Llamame, dice. Nos volvemos a dar la mano y salgo.
Ese esquema de visitas se repite un par de años,
siempre día de semana, siempre a las doce y hasta la una menos cuarto. Néstor
no ve a casi nadie, no lo llaman. Dice que es traductor de inglés, italiano y
francés pero que no le dan trabajo, es una mafia. ¿Escribe? Ya no. Estoy seco,
dice, sin expresión, sólo confirmando el hecho. No escribe porque no tiene una
épica. Antes tenía una épica, una épica de vida, y esa vida se volcaba en la
literatura. ¿Ahora de qué voy a escribir, de la vejez? Le dejo una copia de
algún cuento que estoy escribiendo, él la hojea y la guarda en esa biblioteca
que me empieza a intrigar con sus cortinas. Lee y llama enseguida, no es
complaciente ni jodido, ninguna pretensión. Hablando de un cuento que le pasé,
dice que le pareció parte de una novela, y yo a partir de ahí arranco mi
primera novela, como si me hubiera dado permiso o hecho creer que estaba en
condiciones. Como estoy por irme a Francia por un tiempo, le pregunto si hay
alguien a quien pueda ir a ver. No. Estaba Beckett, lástima que murió. Después
no pasa nada, y repite el gesto desolado.

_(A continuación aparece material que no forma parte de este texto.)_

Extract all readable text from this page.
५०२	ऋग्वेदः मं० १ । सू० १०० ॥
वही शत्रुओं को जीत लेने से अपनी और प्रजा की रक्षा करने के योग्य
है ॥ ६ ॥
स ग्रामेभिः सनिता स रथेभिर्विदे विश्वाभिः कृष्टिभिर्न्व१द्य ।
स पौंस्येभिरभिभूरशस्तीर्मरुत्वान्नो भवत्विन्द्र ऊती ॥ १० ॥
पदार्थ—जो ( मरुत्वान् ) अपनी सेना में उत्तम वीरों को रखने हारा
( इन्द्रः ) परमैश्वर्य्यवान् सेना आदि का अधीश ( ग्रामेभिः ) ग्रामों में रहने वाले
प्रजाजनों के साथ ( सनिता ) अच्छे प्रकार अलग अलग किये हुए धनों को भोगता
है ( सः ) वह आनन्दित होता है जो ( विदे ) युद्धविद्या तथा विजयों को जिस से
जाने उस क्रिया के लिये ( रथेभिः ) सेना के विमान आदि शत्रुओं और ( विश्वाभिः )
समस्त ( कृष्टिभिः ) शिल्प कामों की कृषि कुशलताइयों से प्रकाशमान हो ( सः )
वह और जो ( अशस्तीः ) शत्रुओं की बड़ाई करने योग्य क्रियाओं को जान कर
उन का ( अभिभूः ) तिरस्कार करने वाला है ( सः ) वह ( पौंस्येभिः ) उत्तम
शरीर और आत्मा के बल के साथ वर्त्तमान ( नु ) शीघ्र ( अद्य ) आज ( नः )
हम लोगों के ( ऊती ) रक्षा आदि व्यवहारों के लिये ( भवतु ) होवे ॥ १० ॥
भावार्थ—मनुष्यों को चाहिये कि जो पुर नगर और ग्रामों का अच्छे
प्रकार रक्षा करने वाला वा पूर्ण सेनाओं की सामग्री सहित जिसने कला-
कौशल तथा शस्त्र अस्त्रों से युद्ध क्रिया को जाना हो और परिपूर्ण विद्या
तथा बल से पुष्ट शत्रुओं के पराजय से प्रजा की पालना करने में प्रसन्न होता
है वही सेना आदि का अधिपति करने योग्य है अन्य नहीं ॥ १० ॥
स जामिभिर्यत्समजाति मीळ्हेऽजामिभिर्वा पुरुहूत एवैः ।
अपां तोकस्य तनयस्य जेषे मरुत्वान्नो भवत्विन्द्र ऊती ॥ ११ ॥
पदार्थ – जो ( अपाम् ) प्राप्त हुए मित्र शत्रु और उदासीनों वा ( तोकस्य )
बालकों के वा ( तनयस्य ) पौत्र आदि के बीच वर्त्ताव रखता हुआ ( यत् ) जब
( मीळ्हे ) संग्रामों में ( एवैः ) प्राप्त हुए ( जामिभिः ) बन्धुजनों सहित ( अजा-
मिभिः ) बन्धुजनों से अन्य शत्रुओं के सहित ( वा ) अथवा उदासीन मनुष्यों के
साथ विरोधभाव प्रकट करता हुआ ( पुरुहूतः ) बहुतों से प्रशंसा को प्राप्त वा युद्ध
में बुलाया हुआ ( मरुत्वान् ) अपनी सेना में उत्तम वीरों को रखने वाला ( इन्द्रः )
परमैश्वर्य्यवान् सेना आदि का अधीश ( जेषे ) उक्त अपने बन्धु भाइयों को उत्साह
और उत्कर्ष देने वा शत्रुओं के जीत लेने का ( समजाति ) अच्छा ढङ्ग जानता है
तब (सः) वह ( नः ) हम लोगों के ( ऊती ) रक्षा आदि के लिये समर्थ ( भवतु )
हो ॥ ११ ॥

Cuando nos volvemos a ver nos reímos de los parisinos
y del clima, de París no. En la biblioteca del Pompidour encontré sus libros
traducidos y editados por Gallimard en los setenta. Estaba Cómico de la lengua pero prefiero esperar a leerlo en castellano.
No tengo ninguno, dice Néstor, se perdió todo. Sí leí El viento y también encontré, medio de casualidad, a un lingüista
argentino con el que cenamos un par de veces en la rue Dunois, fuimos a bares y
a la presentación de un libro de poesía en idisch en una librería del boulevard
Saint-Michel con buen vino y comida y un borracho gritón con su perro al que
nadie se animaba a echar, y cuando el lingüista me pregunta a quién leo le
digo, para desalentarlo, Néstor Sánchez, entonces el tipo se ahoga con el
bordeaux y dice que Néstor lo inició en la literatura a los quince años, era
novio de la hermana de uno de sus amigos, educó a toda la barra, nunca más lo
vio, me pregunta o me dice, como se dicen esas cosas, si no estaba internado.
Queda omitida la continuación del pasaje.